The web service you created is hosted in an Azure Container Instance. If you don’t intend to experiment with it further, you should delete the endpoint to avoid accruing unnecessary Azure usage. You should also stop the compute instance until you need it again.

  1. In Azure Machine Learning studio, on the Endpoints tab, select the designer-predict-diabetes endpoint. Then click the Delete (🗑) button and confirm that you want to delete the endpoint.
  2. If you’re finished working with Azure Machine Learning for now, on the Compute instances tab, select your compute instance and click Stop to shut it down.

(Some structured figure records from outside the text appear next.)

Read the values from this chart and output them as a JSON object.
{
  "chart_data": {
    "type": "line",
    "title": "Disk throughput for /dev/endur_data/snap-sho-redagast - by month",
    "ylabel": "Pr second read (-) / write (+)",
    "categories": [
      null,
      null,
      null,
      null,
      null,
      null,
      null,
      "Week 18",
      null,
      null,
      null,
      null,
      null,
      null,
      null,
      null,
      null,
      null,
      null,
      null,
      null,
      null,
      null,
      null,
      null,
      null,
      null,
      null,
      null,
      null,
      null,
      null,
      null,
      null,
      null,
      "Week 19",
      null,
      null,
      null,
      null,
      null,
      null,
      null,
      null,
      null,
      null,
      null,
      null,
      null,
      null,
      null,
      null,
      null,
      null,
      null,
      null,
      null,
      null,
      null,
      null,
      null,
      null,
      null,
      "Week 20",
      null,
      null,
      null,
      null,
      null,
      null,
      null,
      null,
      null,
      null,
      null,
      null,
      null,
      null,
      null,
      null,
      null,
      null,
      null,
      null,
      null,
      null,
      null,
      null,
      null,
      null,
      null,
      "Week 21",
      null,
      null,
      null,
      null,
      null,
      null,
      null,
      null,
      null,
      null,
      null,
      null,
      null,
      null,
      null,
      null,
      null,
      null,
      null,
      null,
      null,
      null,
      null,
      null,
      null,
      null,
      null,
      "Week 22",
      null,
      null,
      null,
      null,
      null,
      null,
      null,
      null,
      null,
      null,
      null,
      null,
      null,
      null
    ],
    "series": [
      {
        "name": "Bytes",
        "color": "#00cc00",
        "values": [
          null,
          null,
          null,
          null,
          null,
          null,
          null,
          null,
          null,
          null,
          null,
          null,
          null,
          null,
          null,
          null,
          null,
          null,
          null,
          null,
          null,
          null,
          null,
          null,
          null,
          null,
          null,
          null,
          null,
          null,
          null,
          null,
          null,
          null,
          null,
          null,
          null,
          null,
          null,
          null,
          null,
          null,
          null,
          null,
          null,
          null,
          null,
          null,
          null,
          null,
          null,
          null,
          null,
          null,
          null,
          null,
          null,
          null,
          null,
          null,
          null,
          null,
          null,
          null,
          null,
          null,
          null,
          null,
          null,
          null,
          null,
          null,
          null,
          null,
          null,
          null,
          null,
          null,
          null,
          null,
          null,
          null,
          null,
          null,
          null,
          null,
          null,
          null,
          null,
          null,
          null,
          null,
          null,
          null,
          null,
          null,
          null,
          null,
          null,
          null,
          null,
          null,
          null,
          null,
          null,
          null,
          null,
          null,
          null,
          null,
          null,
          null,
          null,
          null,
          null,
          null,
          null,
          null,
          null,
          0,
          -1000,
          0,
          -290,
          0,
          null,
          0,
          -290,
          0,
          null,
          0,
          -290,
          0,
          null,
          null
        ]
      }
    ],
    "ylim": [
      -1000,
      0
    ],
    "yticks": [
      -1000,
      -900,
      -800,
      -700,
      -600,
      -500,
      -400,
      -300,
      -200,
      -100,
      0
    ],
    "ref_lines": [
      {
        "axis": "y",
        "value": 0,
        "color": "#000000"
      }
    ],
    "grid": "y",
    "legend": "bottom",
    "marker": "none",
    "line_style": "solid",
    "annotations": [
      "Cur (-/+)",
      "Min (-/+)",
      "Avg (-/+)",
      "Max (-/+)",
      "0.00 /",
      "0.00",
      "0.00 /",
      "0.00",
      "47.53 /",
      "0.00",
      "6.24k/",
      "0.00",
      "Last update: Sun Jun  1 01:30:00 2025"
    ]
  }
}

Note: Stopping your compute ensures your subscription won’t be charged for compute resources. You will however be charged a small amount for data storage as long as the Azure Machine Learning workspace exists in your subscription. If you have finished exploring Azure Machine Learning, you can delete the Azure Machine Learning workspace and associated resources. However, if you plan to complete any other labs in this series, you will need to repeat the Create an Azure Machine Learning Workspace exercise to create the workspace and prepare the environment first.